Hûn bixêr hatin | Bem-vindos

Curdo de nacionalidade turca, nasci, cresci e vivi a maior parte da minha vida numa região bastante instável politicamente (Batman, no Sudeste Turco). Ser curdo e reivindicar a cultura curda é tido pela sociedade maioritária turca como sinónimo de inimigo à estabilidade da nação, com todas as consequências sociais e opressões individuais e coletivas que isso acarreta. A consciência social e cultural, mas igualmente a implicação política surgiram, desde cedo, como obrigação. Embora não unicamente, foi através do audiovisual, sobretudo da fotografia, que encontrei um modo de agir e de contribuir pelo testemunho da situação curda.

O conjunto de fotografias aqui apresentado é o reflexo deste percurso que cruza interesses pessoais e coletivos. O álbum Hûn bixêr hatin, que significa “Bem-vindos”, mostra a diversidade da região curda naquilo que é o bem mais precioso da região: pessoas de várias origens étnicas, religiosas e culturais (Alevitas, Ciganos, Yazidis, Nómadas, entre outros). 

Embora a região curda seja muito mais vasta, todas estas fotografias foram captadas dentro das fronteiras turcas, aquilo que chamamos Curdistão Norte (Bakur).
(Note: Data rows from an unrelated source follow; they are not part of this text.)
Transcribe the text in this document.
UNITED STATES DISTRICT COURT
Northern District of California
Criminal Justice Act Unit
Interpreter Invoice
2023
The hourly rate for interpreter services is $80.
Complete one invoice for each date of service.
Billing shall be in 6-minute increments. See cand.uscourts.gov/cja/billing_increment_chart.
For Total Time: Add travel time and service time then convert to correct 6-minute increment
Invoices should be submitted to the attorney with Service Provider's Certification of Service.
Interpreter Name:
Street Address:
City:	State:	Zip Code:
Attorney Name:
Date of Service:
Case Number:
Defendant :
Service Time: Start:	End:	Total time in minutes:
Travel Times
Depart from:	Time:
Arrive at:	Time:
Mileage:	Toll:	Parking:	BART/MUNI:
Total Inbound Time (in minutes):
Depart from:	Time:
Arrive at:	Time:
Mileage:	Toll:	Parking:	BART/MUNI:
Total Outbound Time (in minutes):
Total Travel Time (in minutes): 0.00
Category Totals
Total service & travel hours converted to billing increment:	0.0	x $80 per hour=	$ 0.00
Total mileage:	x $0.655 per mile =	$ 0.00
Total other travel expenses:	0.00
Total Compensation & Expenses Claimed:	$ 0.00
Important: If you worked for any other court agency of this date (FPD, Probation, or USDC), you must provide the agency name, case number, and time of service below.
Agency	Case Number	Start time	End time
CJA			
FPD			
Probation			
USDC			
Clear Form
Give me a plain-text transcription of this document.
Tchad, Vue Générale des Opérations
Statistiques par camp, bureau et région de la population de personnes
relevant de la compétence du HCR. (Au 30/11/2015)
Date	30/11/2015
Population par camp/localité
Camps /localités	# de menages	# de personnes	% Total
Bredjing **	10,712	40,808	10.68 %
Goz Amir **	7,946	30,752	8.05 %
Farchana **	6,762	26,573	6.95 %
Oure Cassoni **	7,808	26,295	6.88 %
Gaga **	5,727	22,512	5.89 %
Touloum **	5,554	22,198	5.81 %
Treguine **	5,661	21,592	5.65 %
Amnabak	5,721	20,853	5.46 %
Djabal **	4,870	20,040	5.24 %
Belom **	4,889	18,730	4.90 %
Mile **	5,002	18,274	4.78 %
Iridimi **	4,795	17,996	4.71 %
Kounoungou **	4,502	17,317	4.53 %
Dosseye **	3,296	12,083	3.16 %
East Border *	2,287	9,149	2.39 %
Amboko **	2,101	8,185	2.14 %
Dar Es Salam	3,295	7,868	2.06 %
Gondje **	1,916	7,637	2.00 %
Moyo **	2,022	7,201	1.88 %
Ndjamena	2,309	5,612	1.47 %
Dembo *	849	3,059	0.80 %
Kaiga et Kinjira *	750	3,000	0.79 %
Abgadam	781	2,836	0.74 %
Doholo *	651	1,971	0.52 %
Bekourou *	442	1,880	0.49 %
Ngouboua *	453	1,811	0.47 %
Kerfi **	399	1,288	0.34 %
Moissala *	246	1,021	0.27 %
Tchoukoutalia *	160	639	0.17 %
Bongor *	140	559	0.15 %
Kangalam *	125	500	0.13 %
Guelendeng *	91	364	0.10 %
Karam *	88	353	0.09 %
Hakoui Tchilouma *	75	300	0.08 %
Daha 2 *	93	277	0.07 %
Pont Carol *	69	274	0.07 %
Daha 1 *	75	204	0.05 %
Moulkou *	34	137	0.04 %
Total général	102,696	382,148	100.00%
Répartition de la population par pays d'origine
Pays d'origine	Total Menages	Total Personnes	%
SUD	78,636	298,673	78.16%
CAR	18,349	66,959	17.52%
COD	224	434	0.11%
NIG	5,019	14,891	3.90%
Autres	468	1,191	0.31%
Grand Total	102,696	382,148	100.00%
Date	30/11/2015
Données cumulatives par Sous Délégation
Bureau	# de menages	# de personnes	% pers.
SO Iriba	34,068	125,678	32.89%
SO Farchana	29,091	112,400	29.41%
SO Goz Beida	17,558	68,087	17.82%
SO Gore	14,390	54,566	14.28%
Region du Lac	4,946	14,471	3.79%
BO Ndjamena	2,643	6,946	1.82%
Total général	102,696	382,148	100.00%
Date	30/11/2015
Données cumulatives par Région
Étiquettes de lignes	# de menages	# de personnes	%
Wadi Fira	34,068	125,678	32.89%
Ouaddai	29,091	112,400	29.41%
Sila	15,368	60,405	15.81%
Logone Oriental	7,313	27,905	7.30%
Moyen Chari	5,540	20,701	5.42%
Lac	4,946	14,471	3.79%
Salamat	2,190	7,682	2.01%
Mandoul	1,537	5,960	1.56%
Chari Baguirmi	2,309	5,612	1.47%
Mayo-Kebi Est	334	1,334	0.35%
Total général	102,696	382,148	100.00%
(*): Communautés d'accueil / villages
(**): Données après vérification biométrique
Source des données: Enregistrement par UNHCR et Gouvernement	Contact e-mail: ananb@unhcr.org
Ainda assim, estas fotografias —retratos nos quais podemos identificar trajetórias não lineares e embrenhadas nas vicissitudes da vida, mas também complexidades históricas e sociais — transmitem o sentimento que a população curda, espalhada entre quatro países (Irão, Iraque, Síria, Turquia) mais acalenta no seu quotidiano: o acolhimento do “outro”, do “estrangeiro”. 

Embora sendo tão curdo como eles, enquanto fotógrafo, ou seja, enquanto “outro”, fui recebido com olhares de cumplicidade e generosidade. Afinal, todos nós sabemos que para continuar a viver, numa terra colonizada e alvo de veleidades imperiais, temos de continuar a existir culturalmente, no duplo sentido do termo, antropologicamente e na sua manifestação artística.